Shoe maker Peko faces bankruptcy


After its owners and creditors failed to support its restructuring plan, the state has decided against yet another capital injection into the producer of the legendary footwear brand.

The Slovenian Sovereign Holding (SSH), which manages about a 61% state share in the Tržič-based company, expected the Peko management to present an ambitious plan for restructuring that would enable sustainable operations.

But after Peko shareholders - which apart from the state include state-owned investment firm DSU, and banks Gorenjska banka and SKB - got acquainted with the plan in early January, they decided not to back it.

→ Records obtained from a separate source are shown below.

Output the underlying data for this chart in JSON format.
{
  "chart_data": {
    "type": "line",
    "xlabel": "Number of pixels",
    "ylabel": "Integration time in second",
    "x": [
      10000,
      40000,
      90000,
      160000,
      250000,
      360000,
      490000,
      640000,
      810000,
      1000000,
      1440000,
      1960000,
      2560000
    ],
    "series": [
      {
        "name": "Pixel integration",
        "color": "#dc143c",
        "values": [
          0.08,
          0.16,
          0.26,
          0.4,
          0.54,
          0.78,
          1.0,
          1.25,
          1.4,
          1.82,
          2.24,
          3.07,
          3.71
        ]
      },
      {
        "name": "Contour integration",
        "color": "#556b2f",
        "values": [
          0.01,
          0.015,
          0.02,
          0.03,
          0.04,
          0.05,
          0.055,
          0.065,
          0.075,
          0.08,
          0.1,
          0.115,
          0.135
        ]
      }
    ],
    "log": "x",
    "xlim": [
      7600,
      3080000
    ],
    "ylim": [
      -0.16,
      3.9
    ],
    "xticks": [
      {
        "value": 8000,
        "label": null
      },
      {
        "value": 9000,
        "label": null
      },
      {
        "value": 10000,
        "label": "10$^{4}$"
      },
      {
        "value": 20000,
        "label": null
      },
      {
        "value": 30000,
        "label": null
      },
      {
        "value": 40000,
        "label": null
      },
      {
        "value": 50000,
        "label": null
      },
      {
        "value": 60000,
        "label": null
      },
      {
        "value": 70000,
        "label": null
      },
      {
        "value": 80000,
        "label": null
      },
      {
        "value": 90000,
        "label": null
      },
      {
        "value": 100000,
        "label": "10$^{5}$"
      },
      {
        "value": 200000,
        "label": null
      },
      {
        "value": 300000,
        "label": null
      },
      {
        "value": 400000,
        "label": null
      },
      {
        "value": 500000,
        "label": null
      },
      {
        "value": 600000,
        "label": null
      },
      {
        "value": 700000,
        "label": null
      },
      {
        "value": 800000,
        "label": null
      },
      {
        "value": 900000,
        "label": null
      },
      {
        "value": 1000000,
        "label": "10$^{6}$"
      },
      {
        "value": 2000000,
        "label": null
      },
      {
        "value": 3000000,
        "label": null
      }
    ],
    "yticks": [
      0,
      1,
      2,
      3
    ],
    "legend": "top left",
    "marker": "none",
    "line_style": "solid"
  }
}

SSH subsequently assessed that the planned capital increase by the state would be neither admissible nor sufficient to avert bankruptcy if creditors were not prepared to convert part of their claims into capital to enable the company to get a new loan.

Insufficient free assets which could be used to secure new loans are an obstacle to restructuring, the custodian of state assets concluded.

The Sovereign Holding also noted that the state had already provided funds for the company on several occasions in the past, with the last major recapitalisations carried out in 2012 and 2014.

The concept of salvaging the company was based on participation of all stakeholders, the owners and creditors, it stressed.

What the decision means for Peko is not fully clear yet, but the company is likely to go into receivership. Lacking fresh money, Peko cannot buy input material, so production has been suspended for most of the time.

Peko boss Matjaž Delopst declined to comment on SSH's decision today, but he did express regret because he had believed the company could be salvaged, and because of the effort invested it its restructuring.

More about Peko's fate should be known early next week, when the company's supervisory board is due to discuss the situation. Receivership is the likeliest scenario.

Employing a workforce of 156, Peko owes about EUR 7m in debt, of which EUR 3.7m in short-term liabilities to banks that fell due at the beginning of the year.

Peko has been ailing for years, with its revenue dropping due to occasional suspension of production and its number of employees decreasing. The company's assets have been mostly sold to cover the costs of production.

A total of 77 Peko stores have been sold in the last seven years.

There have been several proposed solutions for revival of the company, including a sale to Croatia's Osimpex, but all of them eventually fell through.